Que reste-t-il d'ailleurs de tous ces autres lanceurs d'alerte dont personne n'a entendu parler parce que leur parole n'a pas porté plus loin que le cercle restreint de leurs amis/connaissances ?

Venir écrire dans les idées des crapauds fous, c'est un bon début.

J'ai regardé les dates des diverses réponses, et je vois bien que ça touche peu de monde, de façon épisodique, alors même que chez les crapauds, on est assez ouverts, concernés... bref, c'est un endroit où ce genre d'idées aurait pu grandir.

J'ai ressenti profondément ta désillusion grandissante en lisant ton article : en devenant moins naïf dans ta progression professionnelle, puis en lisant sur le sujet, et en essayant d'en parler autour de toi. Et grandit l'idée en écrivant ma réponse que la désillusion a du continuer à grandir, faute de réponses ici aussi.

Pourtant, les connaissances que tu as sont primordiales.

Combien de gens ont intégré dans leur conscience qu'il y a un système ?

Que tout ça n'est pas, comme on l'apprend en quelques cours à l'école " la main invisible du marché", aléatoire et dépendante uniquement des offres et demandes, indépendante et involontaire... Mais que c'est bel et bien un modèle construit, mathématisé (et mathématiser quelque chose, pour moi, ce n'est pas en faire une science tout comme créer un algorithme n'est pas faire une IA) et surtout très bien organisé.

Je pense qu'il est important de réaliser qu'il y a un système. C'est la moindre des choses : même si on ne comprend pas comment il fonctionne après 3 semaines et 10 tubes d'aspirine, appréhender que c'est un danger qui peut nous écraser à n'importe quel moment.

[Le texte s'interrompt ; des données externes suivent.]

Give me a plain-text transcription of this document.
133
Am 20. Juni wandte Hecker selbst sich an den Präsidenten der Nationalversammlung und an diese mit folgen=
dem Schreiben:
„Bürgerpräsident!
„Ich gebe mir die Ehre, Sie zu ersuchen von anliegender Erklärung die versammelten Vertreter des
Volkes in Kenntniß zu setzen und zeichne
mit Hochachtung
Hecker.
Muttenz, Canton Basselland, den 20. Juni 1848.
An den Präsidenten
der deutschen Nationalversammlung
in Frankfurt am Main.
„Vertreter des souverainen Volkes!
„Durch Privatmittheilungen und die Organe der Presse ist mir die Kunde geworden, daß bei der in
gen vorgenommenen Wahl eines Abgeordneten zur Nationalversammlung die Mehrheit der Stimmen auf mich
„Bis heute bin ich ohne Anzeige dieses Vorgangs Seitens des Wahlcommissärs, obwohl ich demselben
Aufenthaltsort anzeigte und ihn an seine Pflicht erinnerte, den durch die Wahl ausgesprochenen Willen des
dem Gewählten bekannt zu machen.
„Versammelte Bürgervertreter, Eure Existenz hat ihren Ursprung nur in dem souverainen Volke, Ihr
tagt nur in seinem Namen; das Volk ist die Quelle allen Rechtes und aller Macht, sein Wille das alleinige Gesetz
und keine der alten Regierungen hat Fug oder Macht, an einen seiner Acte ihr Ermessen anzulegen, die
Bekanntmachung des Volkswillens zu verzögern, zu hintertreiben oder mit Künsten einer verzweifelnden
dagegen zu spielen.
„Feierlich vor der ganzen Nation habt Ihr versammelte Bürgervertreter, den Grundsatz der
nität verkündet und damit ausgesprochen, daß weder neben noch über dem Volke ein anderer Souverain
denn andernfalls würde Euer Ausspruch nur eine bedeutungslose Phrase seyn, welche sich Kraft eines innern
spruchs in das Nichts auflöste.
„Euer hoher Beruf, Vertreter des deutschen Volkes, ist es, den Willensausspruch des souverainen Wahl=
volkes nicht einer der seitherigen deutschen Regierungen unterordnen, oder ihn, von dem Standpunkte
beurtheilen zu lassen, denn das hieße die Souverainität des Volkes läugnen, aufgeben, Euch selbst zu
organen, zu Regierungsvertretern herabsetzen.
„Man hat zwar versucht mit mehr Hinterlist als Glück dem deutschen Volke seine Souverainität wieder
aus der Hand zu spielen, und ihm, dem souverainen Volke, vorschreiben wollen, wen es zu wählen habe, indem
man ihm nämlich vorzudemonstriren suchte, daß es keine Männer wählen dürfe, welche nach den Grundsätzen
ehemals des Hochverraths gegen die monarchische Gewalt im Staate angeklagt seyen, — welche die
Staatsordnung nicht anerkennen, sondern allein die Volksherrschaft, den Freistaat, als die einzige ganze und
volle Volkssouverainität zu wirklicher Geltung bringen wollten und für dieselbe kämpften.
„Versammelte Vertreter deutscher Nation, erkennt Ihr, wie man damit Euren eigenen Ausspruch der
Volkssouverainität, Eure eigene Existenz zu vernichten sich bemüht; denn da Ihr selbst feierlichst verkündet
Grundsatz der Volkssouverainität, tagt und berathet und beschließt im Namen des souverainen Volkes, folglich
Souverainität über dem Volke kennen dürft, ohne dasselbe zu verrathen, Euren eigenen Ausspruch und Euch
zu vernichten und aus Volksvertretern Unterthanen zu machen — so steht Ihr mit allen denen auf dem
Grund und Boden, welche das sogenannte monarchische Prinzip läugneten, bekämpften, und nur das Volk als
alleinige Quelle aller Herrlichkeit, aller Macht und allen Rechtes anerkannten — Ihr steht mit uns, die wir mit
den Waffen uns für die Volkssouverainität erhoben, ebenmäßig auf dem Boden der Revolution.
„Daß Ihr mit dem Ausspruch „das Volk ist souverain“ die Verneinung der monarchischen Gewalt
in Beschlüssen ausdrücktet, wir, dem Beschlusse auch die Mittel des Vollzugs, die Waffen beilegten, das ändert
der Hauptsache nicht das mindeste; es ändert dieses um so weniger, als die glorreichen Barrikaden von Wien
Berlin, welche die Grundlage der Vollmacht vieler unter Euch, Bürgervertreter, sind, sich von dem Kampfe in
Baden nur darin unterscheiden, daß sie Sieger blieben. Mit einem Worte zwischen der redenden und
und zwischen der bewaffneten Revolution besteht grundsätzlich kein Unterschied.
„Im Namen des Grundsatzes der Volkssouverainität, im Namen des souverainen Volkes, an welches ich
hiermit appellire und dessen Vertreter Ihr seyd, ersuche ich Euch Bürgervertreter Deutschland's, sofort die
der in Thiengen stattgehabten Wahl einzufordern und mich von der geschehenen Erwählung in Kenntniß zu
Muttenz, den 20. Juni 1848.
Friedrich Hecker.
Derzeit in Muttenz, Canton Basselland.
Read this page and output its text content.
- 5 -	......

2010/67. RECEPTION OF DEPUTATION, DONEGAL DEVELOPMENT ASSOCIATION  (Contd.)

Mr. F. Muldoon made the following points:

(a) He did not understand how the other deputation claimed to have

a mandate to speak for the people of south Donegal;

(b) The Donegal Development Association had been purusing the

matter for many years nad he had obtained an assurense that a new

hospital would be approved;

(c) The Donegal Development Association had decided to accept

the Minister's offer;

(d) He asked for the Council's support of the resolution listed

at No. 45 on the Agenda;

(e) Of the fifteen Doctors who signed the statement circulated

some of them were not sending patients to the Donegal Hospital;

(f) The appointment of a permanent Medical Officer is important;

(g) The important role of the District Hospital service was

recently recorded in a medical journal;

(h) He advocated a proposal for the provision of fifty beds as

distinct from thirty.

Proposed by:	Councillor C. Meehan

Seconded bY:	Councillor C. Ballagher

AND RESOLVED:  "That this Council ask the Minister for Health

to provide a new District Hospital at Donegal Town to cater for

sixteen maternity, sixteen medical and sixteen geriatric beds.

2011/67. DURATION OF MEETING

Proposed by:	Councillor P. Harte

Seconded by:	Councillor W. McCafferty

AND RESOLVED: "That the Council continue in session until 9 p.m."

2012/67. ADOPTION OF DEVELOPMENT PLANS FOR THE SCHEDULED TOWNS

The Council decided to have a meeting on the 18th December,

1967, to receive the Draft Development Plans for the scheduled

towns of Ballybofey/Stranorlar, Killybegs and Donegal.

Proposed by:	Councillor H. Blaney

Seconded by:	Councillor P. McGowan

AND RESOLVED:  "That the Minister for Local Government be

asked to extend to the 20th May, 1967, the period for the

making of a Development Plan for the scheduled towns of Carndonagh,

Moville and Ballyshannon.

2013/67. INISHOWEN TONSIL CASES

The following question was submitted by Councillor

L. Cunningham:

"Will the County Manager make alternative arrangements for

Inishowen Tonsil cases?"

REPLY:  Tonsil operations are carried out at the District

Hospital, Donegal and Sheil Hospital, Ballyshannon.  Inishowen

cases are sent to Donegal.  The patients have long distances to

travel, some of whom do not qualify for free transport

Tu parles de l'idée d'un livre. Pourquoi pas. C'est un long travail, il faut y mettre pas mal d'explications, de la pédagogie, le faire éditer, promouvoir un minimum sa sortie.
Il y a cet exemple que je citais au début, la lettre ouverte, qui se pose sur le web et fait son chemin suivant la promotion que tu en fais et qu'en font les médias.
D'ailleurs en parlant de médias, il y a aussi aujourd'hui les médias autonomes et engagés : la liste s'allonge chaque jour (en plus de Médiapart et Le Média déjà cités, tu as Mr Mondialisation, Reporterre, Les Econocalstes, La relève et la peste, ... vraiment ça se multiplie !) peut-être seraient-ils intéressés pour faire un article, une interview... ???